Title: Green Lantern: Earth One.
Writer(s): Gabriel Hardman & Corinna Bechko.
Artist(s): Gabriel Hardman.
Colourist(s): Jordan Boyd.
Letterer(s): Simon Bowland.
Publisher: DC Comics.
Release Date: August 11th, 2020.
Genre(s): Comics, Science-Fiction.
My Overall Rating: ★★★★☆.
Previously in the Green Lantern: Earth One series:
Green Lantern: Earth One (Vol. 1) by Gabriel Hardman.
DC Comics has been known for the past years to continuously develop their concept of a multiverse, taunting the reader with the potentiality of multiple parallel universes somehow co-existing with their own respective realities. With each comic book series centered around a hero (or a group of them), they’ve explored countless different stories where time and space are relative, but it is through non-canonical series that they are able to allow writers and artists the chance to write stories with unique premises. Their Earth One graphic novel series is one of them, paving the way for various creative teams to re-imagine to their liking the origin stories of all the superheroes we’ve come to love throughout our lives. While some are far less memorable than others, Gabriel Hardman and Corinna Bechko continue to successfully deliver a surprisingly coherent and cohesive origin story for Hal Jordan, the legendary Green Lantern.
What is Green Lantern: Earth One (Vol. 2) about? Taking place after the events of the first volume, the story begins with an interplanetary peace event set on establishing a partnership between Earth Central Command and the Llaran Colony. As things take a turn for the worse, an incident forces both parties to retreat, while a group of scientists and diplomats are kept hostage by the Llaran colony. To quickly resolve this issue before Earth is forced to come up with an offensive invasion, Hal Jordan flies off after them to try and understand what went wrong. On his way there, a new threat appears with a familiar technology: Yellow Lanterns. Fighting the same menace as the Green Lanterns, this new group working under a mysterious Guardian, possess an agenda far deadlier than anything before, testing the loyalty of many Green Lanterns in the process. Will Hal Jordan be able to save the day or watch his friends fall to darker instincts?
There’s something thoroughly appealing in writers Gabriel Hardman and Corinna Bechko’s Hal Jordan. His character doesn’t resemble much to the original hero besides being a persistent risk-taker who would do anything to right a wrong, especially when it concerns the well-being of others. The world they also conceive for this character, void of any other hero that doesn’t belong to the Green Lantern lore, makes for a fascinating social and political climate where he essentially presents himself as a mediator between humans and extraterrestrial beings. But how much can the world trust a man with an alien technology giving him incredible powers? His composed attitude and sense of leadership, however, make for an excellent role-model who is genuinely rooted in a morally- and ethically-appropriate vision of life.
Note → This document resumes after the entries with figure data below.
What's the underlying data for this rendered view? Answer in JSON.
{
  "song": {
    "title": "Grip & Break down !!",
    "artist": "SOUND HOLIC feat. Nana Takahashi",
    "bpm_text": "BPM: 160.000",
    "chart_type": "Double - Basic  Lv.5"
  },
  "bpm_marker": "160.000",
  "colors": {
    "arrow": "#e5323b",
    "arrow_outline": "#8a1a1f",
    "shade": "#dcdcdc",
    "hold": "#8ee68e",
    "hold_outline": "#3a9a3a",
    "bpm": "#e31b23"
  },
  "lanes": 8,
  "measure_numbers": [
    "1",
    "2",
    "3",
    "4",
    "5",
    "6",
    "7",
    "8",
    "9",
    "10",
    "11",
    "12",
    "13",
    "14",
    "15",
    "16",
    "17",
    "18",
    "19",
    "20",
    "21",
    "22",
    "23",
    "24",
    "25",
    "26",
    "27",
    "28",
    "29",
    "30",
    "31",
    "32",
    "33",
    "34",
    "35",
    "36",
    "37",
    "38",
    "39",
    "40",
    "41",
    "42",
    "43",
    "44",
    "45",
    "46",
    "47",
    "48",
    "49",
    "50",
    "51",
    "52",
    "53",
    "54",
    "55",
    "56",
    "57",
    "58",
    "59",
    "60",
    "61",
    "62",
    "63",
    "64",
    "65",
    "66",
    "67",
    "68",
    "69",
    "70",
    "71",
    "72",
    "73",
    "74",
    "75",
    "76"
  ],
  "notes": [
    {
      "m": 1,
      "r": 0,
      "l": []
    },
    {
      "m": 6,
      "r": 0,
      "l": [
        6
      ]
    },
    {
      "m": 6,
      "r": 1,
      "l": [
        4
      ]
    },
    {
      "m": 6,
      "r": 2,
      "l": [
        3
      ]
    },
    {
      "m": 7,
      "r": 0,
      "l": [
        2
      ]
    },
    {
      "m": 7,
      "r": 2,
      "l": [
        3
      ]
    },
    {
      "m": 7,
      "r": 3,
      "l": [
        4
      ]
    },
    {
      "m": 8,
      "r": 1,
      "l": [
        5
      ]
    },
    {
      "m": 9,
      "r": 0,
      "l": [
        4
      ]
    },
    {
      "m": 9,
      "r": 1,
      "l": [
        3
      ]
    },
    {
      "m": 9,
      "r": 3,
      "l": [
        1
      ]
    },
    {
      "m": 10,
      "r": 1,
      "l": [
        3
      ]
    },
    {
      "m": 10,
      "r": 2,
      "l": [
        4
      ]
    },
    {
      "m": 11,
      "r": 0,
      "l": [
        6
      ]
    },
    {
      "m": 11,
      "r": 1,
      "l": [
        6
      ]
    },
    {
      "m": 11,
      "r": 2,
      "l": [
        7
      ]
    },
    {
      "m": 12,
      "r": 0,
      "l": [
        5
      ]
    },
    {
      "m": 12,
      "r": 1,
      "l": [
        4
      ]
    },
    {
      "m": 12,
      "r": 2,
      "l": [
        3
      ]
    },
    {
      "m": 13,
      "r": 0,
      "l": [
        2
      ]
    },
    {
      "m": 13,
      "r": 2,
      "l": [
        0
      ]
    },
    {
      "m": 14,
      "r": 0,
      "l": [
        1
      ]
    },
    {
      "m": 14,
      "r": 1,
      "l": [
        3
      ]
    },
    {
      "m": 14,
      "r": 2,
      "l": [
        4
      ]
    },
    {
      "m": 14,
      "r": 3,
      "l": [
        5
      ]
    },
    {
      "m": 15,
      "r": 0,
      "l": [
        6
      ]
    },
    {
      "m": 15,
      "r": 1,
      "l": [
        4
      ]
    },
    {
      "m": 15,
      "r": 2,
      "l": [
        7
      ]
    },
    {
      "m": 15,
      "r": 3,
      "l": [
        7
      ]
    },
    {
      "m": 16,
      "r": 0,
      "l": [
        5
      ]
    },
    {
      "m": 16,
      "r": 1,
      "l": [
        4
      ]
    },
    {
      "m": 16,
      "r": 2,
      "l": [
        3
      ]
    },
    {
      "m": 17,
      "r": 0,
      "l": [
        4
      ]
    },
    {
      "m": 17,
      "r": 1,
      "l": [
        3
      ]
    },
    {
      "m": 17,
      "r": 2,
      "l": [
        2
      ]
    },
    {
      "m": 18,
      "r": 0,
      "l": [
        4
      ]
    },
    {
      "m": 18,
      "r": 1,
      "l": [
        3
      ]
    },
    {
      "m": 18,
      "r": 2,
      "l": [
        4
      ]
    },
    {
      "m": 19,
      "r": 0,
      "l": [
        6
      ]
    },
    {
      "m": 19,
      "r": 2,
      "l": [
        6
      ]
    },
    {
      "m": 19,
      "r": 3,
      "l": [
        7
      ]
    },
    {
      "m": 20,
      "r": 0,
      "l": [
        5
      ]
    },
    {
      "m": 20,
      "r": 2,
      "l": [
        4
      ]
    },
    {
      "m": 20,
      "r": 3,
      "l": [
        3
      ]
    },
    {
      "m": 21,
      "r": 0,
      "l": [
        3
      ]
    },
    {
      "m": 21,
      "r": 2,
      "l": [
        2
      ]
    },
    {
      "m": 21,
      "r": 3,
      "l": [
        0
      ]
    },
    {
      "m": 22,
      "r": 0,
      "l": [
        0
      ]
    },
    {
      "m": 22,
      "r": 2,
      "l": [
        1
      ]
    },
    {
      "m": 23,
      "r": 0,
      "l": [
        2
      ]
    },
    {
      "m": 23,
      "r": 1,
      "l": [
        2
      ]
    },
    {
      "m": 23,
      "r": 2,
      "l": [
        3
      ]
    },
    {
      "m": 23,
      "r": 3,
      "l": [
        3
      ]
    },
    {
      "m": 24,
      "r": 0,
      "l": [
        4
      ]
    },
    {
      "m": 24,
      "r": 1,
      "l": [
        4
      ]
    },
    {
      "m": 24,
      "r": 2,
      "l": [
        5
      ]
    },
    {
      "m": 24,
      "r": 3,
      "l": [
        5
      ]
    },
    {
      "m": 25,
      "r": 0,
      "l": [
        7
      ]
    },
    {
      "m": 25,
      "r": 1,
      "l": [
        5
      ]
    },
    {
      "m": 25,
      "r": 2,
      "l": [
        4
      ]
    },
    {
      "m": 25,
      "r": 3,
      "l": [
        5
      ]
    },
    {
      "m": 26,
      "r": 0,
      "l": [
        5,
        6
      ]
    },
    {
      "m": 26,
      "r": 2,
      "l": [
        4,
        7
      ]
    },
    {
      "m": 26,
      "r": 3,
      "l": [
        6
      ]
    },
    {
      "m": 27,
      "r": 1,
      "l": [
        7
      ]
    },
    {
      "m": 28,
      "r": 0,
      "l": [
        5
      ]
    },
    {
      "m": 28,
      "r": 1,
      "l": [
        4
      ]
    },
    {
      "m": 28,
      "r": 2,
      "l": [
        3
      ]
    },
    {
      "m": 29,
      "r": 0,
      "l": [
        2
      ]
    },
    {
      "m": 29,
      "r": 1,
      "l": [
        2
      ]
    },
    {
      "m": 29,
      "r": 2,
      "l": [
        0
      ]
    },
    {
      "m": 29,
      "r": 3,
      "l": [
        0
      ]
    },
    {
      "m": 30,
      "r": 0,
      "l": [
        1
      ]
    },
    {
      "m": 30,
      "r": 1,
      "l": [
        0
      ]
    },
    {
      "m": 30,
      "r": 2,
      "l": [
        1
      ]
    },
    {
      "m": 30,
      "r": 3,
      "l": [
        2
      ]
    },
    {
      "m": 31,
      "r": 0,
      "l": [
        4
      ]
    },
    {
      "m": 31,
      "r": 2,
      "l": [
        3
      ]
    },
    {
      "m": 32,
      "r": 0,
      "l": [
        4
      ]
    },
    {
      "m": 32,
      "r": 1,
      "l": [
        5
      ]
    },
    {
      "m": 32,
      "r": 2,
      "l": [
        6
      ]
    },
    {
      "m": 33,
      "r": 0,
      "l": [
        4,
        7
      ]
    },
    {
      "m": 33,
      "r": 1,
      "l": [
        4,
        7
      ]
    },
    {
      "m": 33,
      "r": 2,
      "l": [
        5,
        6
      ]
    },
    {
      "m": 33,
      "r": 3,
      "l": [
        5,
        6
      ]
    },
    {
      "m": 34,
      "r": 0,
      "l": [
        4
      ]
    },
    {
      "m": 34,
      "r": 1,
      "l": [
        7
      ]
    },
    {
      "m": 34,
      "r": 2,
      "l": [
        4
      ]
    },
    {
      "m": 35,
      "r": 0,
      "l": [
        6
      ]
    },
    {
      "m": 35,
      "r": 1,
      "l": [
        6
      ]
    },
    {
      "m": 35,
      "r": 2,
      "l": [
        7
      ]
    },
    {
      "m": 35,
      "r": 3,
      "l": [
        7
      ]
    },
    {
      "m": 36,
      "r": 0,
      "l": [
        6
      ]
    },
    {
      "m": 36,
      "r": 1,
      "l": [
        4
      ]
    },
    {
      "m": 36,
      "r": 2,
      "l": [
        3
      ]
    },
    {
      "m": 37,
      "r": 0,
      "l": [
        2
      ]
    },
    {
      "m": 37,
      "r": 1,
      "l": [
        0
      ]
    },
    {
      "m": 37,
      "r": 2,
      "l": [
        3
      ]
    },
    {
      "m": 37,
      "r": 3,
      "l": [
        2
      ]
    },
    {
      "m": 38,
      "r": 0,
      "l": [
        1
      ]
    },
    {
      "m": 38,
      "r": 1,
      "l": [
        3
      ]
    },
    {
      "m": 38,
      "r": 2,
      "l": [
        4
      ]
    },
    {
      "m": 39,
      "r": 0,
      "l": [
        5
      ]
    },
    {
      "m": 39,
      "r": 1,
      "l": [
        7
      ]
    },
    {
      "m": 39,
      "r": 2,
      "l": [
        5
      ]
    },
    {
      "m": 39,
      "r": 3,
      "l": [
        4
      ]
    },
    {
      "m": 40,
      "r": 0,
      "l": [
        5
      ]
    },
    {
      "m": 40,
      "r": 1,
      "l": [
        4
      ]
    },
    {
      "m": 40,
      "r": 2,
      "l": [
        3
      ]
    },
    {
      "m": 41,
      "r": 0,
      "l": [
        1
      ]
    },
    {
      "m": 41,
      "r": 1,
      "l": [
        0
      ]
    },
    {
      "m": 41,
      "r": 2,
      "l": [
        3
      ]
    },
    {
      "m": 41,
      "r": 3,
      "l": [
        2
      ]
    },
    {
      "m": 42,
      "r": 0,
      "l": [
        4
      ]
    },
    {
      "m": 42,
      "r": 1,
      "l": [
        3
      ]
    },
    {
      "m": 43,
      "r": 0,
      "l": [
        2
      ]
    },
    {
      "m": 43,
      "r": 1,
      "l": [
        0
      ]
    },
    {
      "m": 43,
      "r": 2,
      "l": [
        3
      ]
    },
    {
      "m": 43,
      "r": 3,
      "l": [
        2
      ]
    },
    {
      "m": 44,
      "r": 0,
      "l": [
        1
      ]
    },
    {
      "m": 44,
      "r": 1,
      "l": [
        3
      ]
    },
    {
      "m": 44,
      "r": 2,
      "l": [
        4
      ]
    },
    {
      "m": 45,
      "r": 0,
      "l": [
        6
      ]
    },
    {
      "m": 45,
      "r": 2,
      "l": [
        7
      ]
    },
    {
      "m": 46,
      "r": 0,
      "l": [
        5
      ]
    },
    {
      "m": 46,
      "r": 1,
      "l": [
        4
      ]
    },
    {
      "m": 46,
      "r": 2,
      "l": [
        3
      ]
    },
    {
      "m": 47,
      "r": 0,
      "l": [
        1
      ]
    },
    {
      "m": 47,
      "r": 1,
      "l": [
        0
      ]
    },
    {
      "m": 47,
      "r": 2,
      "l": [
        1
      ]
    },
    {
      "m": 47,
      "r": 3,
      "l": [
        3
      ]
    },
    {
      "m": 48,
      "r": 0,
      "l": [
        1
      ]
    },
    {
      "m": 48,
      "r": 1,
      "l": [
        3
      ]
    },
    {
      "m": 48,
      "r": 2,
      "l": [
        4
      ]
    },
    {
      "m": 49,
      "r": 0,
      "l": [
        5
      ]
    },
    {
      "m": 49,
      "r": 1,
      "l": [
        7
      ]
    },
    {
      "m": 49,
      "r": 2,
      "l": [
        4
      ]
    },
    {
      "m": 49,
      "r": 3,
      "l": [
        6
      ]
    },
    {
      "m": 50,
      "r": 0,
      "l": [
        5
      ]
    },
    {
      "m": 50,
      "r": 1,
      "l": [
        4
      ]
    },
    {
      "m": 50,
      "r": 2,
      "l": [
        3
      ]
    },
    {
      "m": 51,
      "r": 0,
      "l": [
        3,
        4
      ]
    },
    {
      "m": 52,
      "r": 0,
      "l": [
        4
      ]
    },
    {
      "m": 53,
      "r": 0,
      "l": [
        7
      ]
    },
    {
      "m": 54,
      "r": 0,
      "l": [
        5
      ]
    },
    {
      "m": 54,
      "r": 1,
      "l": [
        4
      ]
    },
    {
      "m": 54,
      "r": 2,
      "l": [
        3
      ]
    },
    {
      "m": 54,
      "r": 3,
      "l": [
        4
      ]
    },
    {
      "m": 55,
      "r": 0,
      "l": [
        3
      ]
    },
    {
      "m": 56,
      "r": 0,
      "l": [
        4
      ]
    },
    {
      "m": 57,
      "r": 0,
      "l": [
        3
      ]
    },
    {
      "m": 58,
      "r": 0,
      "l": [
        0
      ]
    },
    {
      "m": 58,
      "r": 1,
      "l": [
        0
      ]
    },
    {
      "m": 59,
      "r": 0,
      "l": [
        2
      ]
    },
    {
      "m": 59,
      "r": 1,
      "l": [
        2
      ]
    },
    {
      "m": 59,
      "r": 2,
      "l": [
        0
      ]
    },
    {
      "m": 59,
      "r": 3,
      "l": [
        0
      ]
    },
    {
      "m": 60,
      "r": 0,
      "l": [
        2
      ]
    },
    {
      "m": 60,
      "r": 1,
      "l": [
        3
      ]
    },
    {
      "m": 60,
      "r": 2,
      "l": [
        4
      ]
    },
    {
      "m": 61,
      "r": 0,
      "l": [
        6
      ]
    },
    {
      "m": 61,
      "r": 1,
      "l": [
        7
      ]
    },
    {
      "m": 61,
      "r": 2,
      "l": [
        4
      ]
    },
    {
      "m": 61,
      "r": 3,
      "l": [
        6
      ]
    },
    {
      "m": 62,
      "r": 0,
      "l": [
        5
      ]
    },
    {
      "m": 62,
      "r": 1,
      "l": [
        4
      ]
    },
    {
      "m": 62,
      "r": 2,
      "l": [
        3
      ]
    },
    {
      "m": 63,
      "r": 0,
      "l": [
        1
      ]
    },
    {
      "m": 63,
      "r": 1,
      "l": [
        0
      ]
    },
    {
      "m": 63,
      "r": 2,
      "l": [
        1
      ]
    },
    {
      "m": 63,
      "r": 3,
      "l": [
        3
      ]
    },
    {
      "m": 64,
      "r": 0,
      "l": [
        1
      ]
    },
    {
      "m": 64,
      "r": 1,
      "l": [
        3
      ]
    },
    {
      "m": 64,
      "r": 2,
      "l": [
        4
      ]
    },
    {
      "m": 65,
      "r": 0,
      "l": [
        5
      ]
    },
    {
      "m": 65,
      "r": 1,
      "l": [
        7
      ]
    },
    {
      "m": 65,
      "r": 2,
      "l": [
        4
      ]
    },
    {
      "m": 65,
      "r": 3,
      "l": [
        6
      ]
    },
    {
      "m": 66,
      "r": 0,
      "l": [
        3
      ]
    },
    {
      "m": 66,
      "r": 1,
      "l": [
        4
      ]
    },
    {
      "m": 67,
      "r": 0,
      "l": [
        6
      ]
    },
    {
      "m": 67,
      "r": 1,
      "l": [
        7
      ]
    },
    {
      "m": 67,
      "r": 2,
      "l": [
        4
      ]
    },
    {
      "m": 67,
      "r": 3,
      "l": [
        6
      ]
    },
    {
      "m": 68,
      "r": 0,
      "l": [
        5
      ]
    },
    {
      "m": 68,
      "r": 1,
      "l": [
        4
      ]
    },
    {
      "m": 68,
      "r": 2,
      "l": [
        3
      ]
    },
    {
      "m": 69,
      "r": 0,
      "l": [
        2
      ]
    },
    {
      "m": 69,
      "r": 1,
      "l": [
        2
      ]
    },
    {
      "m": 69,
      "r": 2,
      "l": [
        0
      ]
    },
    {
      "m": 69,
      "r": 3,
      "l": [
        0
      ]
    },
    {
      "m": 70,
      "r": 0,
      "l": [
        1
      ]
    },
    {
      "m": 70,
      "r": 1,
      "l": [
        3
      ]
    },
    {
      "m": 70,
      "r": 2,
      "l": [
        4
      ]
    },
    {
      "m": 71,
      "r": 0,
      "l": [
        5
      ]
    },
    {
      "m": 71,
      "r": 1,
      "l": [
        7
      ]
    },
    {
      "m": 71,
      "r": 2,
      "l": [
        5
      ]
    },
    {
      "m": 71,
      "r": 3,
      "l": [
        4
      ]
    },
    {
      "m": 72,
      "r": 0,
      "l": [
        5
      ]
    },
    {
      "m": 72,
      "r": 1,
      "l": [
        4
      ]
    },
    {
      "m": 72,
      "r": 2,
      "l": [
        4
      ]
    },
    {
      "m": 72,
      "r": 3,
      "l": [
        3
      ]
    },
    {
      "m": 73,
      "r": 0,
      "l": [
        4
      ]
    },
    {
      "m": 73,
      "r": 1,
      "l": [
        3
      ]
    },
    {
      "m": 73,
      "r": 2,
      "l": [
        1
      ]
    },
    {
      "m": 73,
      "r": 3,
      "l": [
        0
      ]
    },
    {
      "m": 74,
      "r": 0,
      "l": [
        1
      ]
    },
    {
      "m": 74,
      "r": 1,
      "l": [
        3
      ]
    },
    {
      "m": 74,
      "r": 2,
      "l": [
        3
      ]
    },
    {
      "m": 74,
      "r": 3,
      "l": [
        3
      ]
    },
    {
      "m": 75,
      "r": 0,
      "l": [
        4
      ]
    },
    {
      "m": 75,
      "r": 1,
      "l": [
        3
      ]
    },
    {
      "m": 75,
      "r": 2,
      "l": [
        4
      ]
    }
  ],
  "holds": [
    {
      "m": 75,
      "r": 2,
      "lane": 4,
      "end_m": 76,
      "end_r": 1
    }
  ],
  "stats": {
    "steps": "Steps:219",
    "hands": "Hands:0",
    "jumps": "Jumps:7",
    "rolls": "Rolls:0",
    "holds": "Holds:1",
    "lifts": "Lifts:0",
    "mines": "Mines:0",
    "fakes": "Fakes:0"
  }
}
This concise tale also draws upon more of the well-known elements of the Green Lantern universe, from the crucial and mysterious role played by one of the Guardians of the Universe to the ideologically-opposed dilemma faced by none other than Sinestro himself. Without ever really being a simple rehash, writers Gabriel Hardman and Corinna Bechko offer a compelling story that fully explores the various dynamics inter- and intra-planetary that requires the presence of these Lanterns to supervise and promote peace and prosperity. This volume also introduces Jon Stewart and offers him an excellent and modest origin story as he looks to the good within him to do the right thing during this crisis.
When it comes to artwork, it remains astonishing to see writer Gabriel Hardman deliver just as much quality as an artist on this volume too. It’s crisp, jagged, and heavily focused on shadows, brilliantly giving the world a distinguished sci-fi tone where space isn’t all bleak and empty. The panel structure is also brilliantly conceived, fully making use of each panel to capture the sequence of events with stunning accuracy. The Green and Yellow Lanterns also add a splash of colour that exquisitely jump off the page and remind us of the power of their force. With excellent character designs, it’s safe to say that Gabriel Hardman’s art and Jordan Boyd’s colours help make this volume a wonderful read. Both visually and narratively.
Green Lantern: Earth One (Vol. 2) is an excellent and compelling sequel building upon its first volume to expand the Green Lantern lore.